All this may be true, my good Friends; but what are the Conclusions you would draw from your Raillery? Do you suppose that I am ignorant of all that a Wise Man might urge against my Conduct, my Tales, and my Language? But alas! my path was chalk’d out for me not by Choice but by Necessity. I had not the Happiness of living in England or a Tub. I was the Leader of an ignorant and superstitious People, who would never have heeded the sober Counsels of Good Sense and Toleration, and who would have laughed at the Refinements of a nice Philosophy. It was necessary to flatter their Vanity by telling them that they were the favour’d Children of God, to satisfy their Passions by allowing them to be treacherous and cruel to their Enemies, and to tickle their Ears by Stories and Farces by turns ridiculous and horrible, fit either for a Nursery or Bedlam. By such Contrivances I was able to attain my Ends and to establish the Welfare of my Countrymen. Do you blame me? It is not the business of a Ruler to be truthful, but to be politick; he must fly even from Virtue herself, if she sit in a different Quarter from Expediency. It is his Duty to sacrifice the Best, which is impossible, to a little Good, which is close at hand. I was willing to lay down a Multitude of foolish Laws, so that, under their Cloak, I might slip in a few Wise ones; and, had I not shown myself to be both Cruel and Superstitious, the Jews would never have escaped from the Bondage of the Egyptians.

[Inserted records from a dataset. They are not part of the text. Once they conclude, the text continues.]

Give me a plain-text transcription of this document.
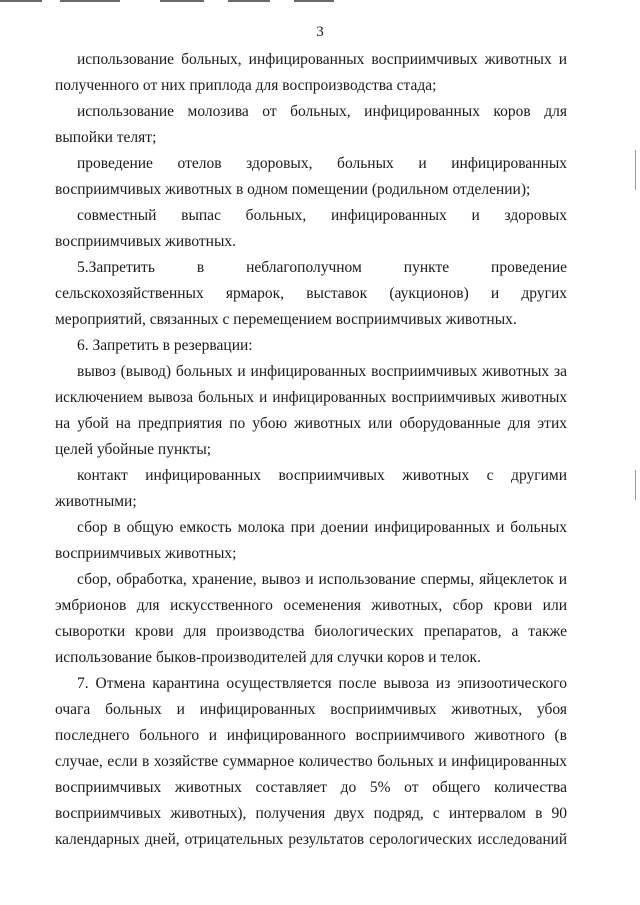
3
использование больных, инфицированных восприимчивых животных и
полученного от них приплода для воспроизводства стада;
использование молозива от больных, инфицированных коров для
выпойки телят;
проведение отелов здоровых, больных и инфицированных
восприимчивых животных в одном помещении (родильном отделении);
совместный выпас больных, инфицированных и здоровых
восприимчивых животных.
5.Запретить в неблагополучном пункте проведение
сельскохозяйственных ярмарок, выставок (аукционов) и других
мероприятий, связанных с перемещением восприимчивых животных.
6. Запретить в резервации:
вывоз (вывод) больных и инфицированных восприимчивых животных за
исключением вывоза больных и инфицированных восприимчивых животных
на убой на предприятия по убою животных или оборудованные для этих
целей убойные пункты;
контакт инфицированных восприимчивых животных с другими
животными;
сбор в общую емкость молока при доении инфицированных и больных
восприимчивых животных;
сбор, обработка, хранение, вывоз и использование спермы, яйцеклеток и
эмбрионов для искусственного осеменения животных, сбор крови или
сыворотки крови для производства биологических препаратов, а также
использование быков-производителей для случки коров и телок.
7. Отмена карантина осуществляется после вывоза из эпизоотического
очага больных и инфицированных восприимчивых животных, убоя
последнего больного и инфицированного восприимчивого животного (в
случае, если в хозяйстве суммарное количество больных и инфицированных
восприимчивых животных составляет до 5% от общего количества
восприимчивых животных), получения двух подряд, с интервалом в 90
календарных дней, отрицательных результатов серологических исследований
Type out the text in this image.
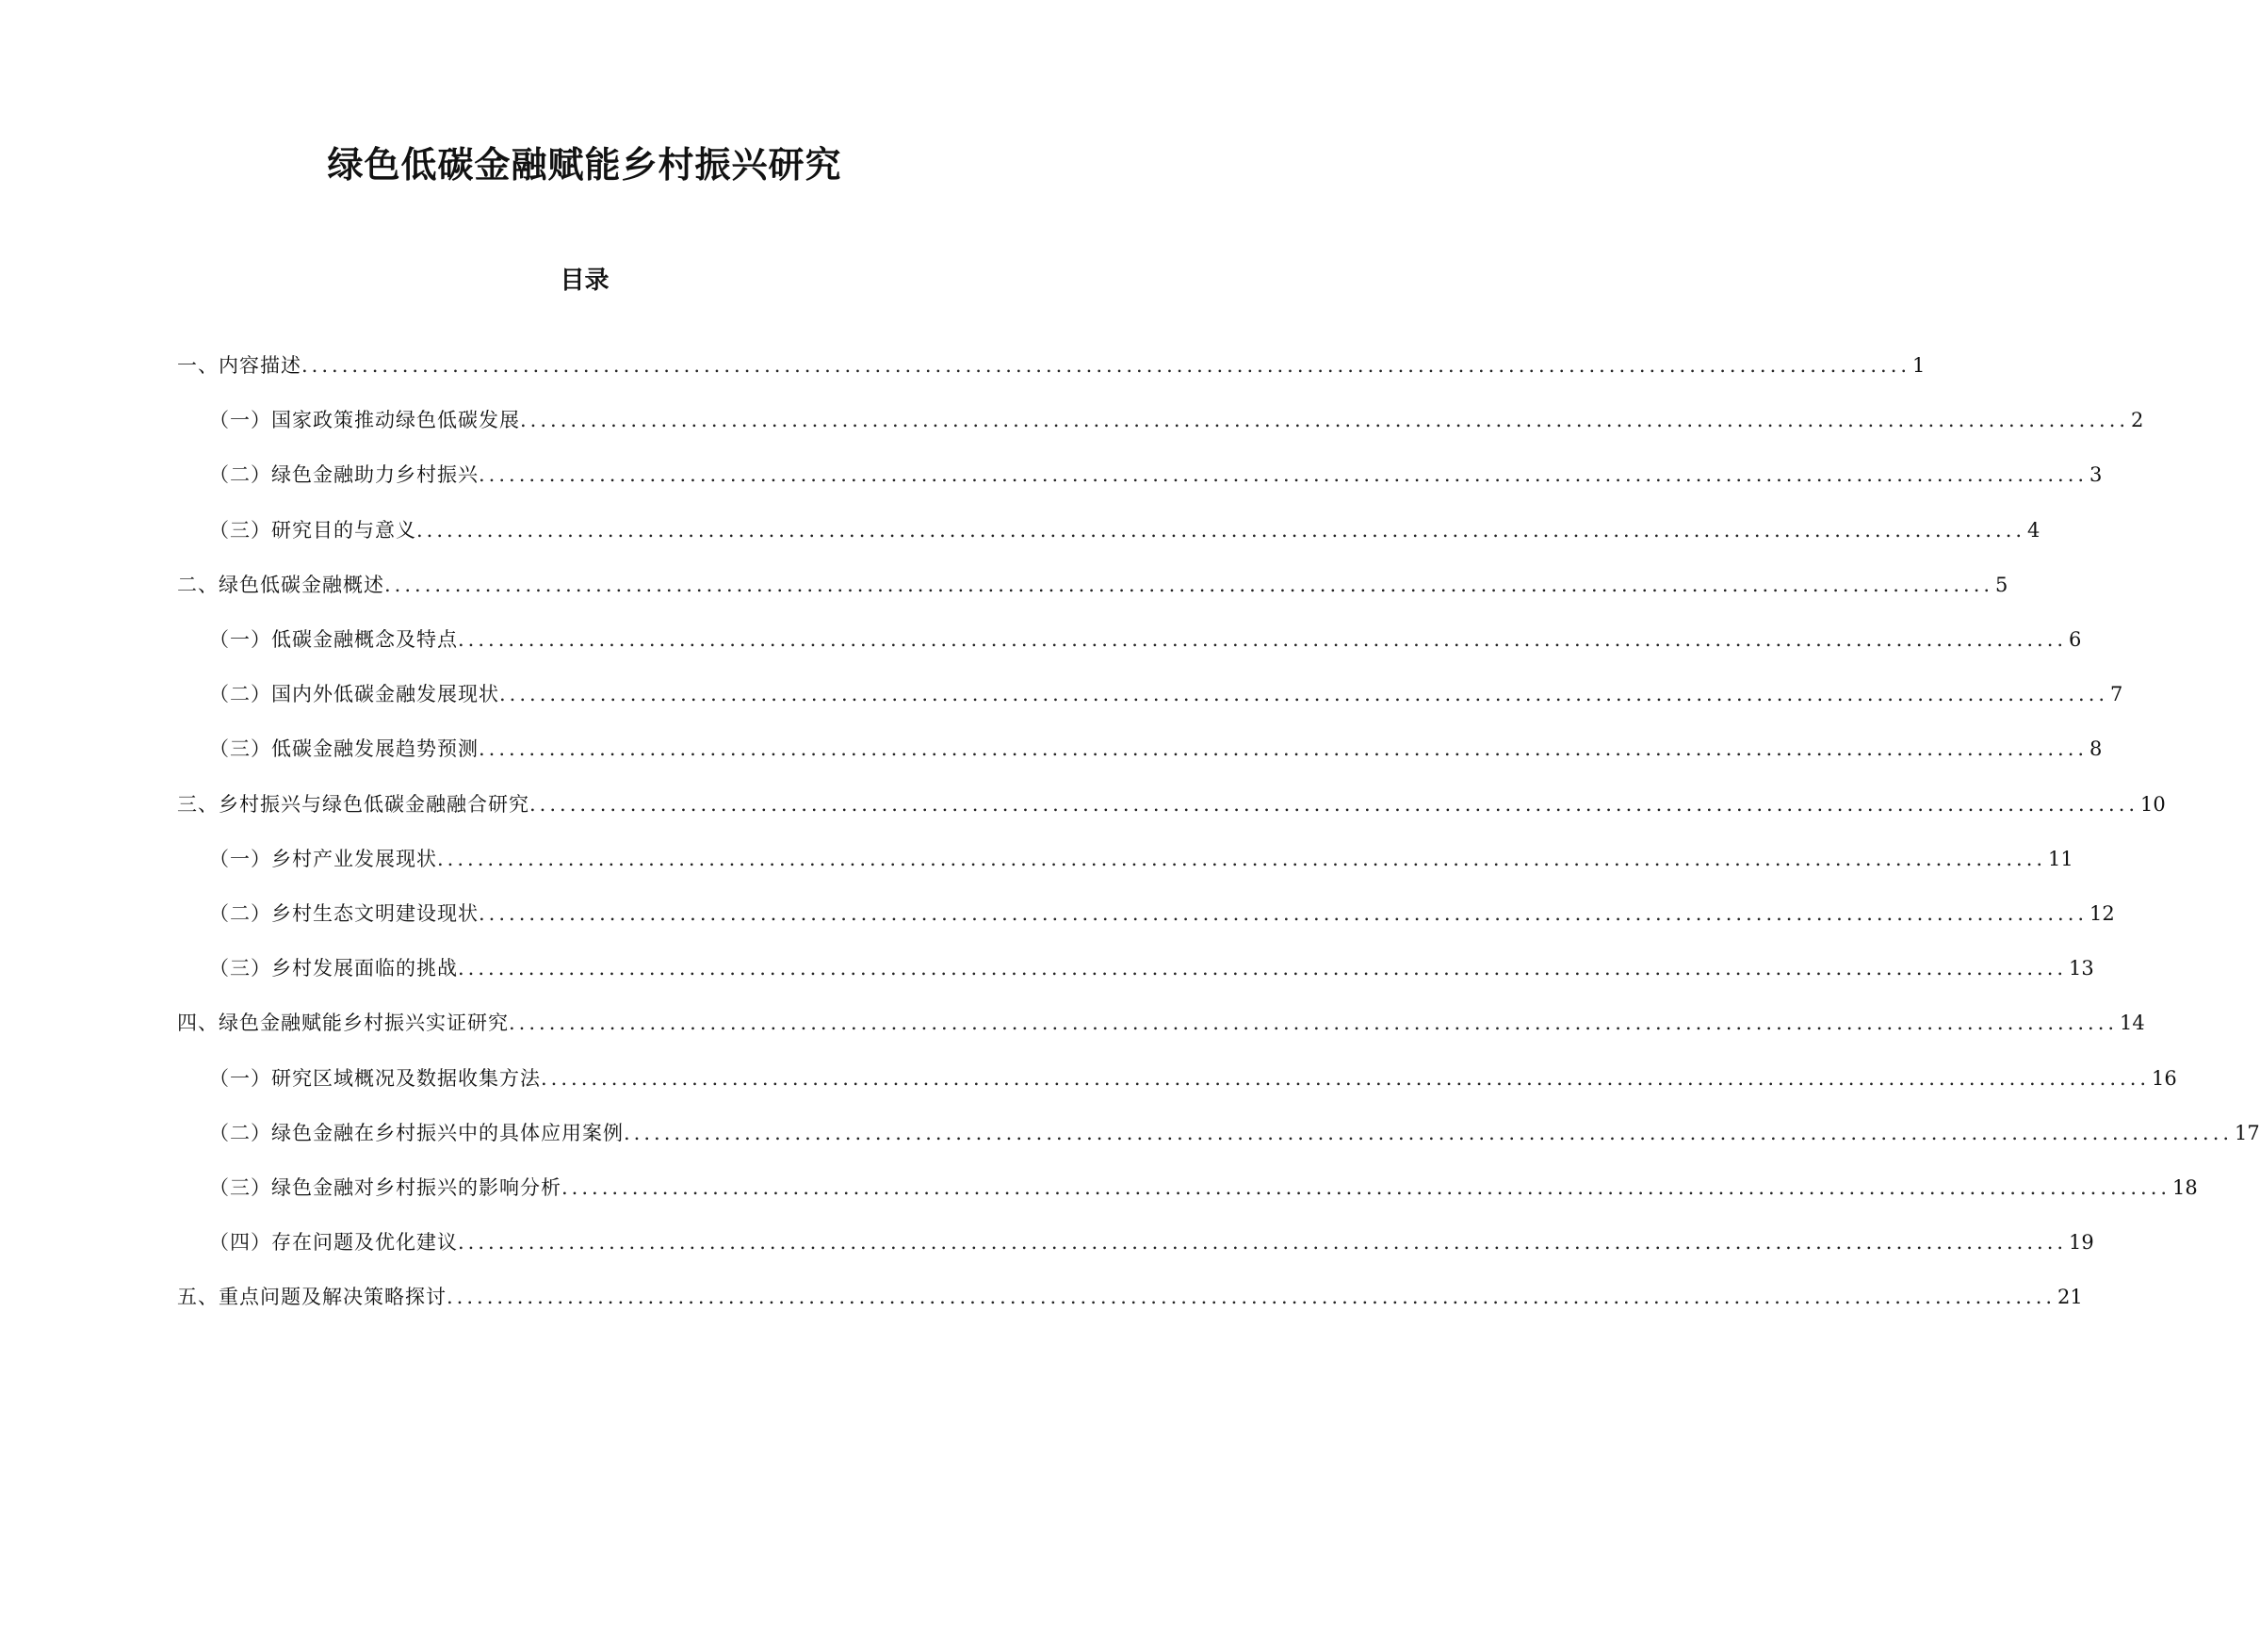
绿色低碳金融赋能乡村振兴研究
目录
一、内容描述 ................................................................................................................................................................ 1
（一）国家政策推动绿色低碳发展 ................................................................................................................................................................ 2
（二）绿色金融助力乡村振兴 ................................................................................................................................................................ 3
（三）研究目的与意义 ................................................................................................................................................................ 4
二、绿色低碳金融概述 ................................................................................................................................................................ 5
（一）低碳金融概念及特点 ................................................................................................................................................................ 6
（二）国内外低碳金融发展现状 ................................................................................................................................................................ 7
（三）低碳金融发展趋势预测 ................................................................................................................................................................ 8
三、乡村振兴与绿色低碳金融融合研究 ................................................................................................................................................................ 10
（一）乡村产业发展现状 ................................................................................................................................................................ 11
（二）乡村生态文明建设现状 ................................................................................................................................................................ 12
（三）乡村发展面临的挑战 ................................................................................................................................................................ 13
四、绿色金融赋能乡村振兴实证研究 ................................................................................................................................................................ 14
（一）研究区域概况及数据收集方法 ................................................................................................................................................................ 16
（二）绿色金融在乡村振兴中的具体应用案例 ................................................................................................................................................................ 17
（三）绿色金融对乡村振兴的影响分析 ................................................................................................................................................................ 18
（四）存在问题及优化建议 ................................................................................................................................................................ 19
五、重点问题及解决策略探讨 ................................................................................................................................................................ 21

Perhaps that would not have been an overwhelming Disaster. But, in truth, you are right. There is no viler Profession than the Government of Nations. He who dreams that he can lead a great Crowd of Fools without a great Store of Knavery is a Fool himself.

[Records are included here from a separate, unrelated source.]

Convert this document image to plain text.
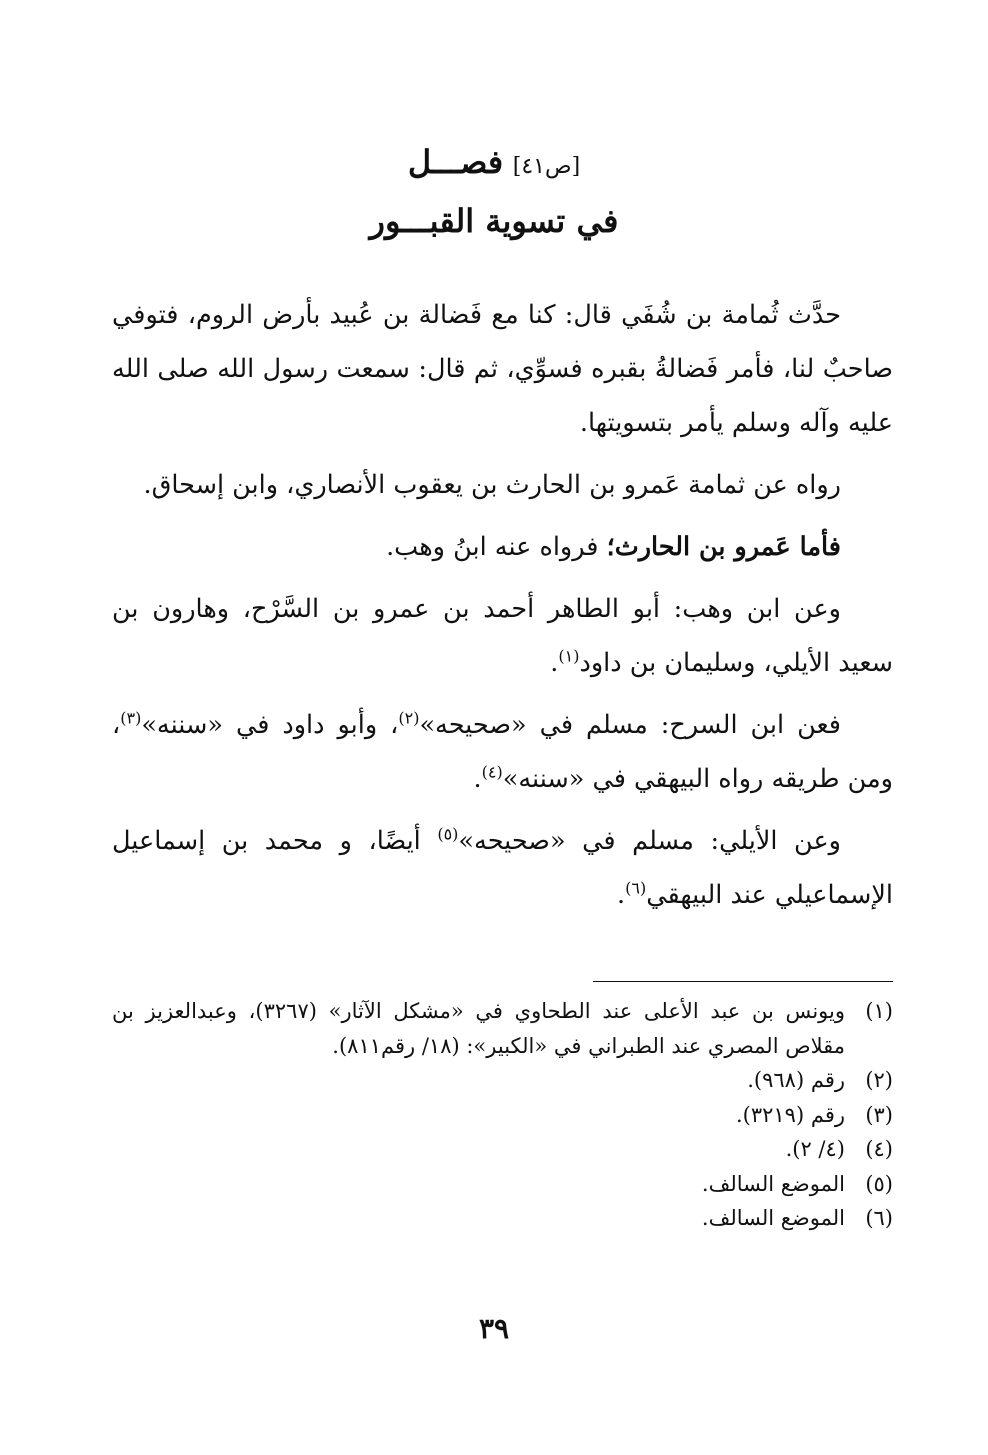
[ص٤١] فصـــل
في تسوية القبـــور

حدَّث ثُمامة بن شُفَي قال: كنا مع فَضالة بن عُبيد بأرض الروم، فتوفي صاحبٌ لنا، فأمر فَضالةُ بقبره فسوِّي، ثم قال: سمعت رسول الله صلى الله عليه وآله وسلم يأمر بتسويتها.

رواه عن ثمامة عَمرو بن الحارث بن يعقوب الأنصاري، وابن إسحاق.

فأما عَمرو بن الحارث؛ فرواه عنه ابنُ وهب.

وعن ابن وهب: أبو الطاهر أحمد بن عمرو بن السَّرْح، وهارون بن سعيد الأيلي، وسليمان بن داود$^{(١)}$.

فعن ابن السرح: مسلم في «صحيحه»$^{(٢)}$، وأبو داود في «سننه»$^{(٣)}$، ومن طريقه رواه البيهقي في «سننه»$^{(٤)}$.

وعن الأيلي: مسلم في «صحيحه»$^{(٥)}$ أيضًا، و محمد بن إسماعيل الإسماعيلي عند البيهقي$^{(٦)}$.

(١)
ويونس بن عبد الأعلى عند الطحاوي في «مشكل الآثار» (٣٢٦٧)، وعبدالعزيز بن مقلاص المصري عند الطبراني في «الكبير»: (١٨/ رقم٨١١).
(٢)
رقم (٩٦٨).
(٣)
رقم (٣٢١٩).
(٤)
(٤/ ٢).
(٥)
الموضع السالف.
(٦)
الموضع السالف.
٣٩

Are not you too hasty? Does not History show that there have been great Rulers who were good Men? Solon, Henry of Navarre, and Milord Somers were certainly not Fools, and yet I am unwilling to believe that they were Knaves either.
No, not Knaves; but Dissemblers. In their different degrees, they all juggled; but ’twas not because Jugglery pleas’d ’em; ’twas because Men cannot be governed without it.
I would be happy to try the Experiment. If Men were told the Truth, might they not believe it? If the Opportunity of Virtue and Wisdom is never to be offer’d ’em, how can we be sure that they would not be willing to take it? Let Rulers be bold and honest, and it is possible that the Folly of their Peoples will disappear.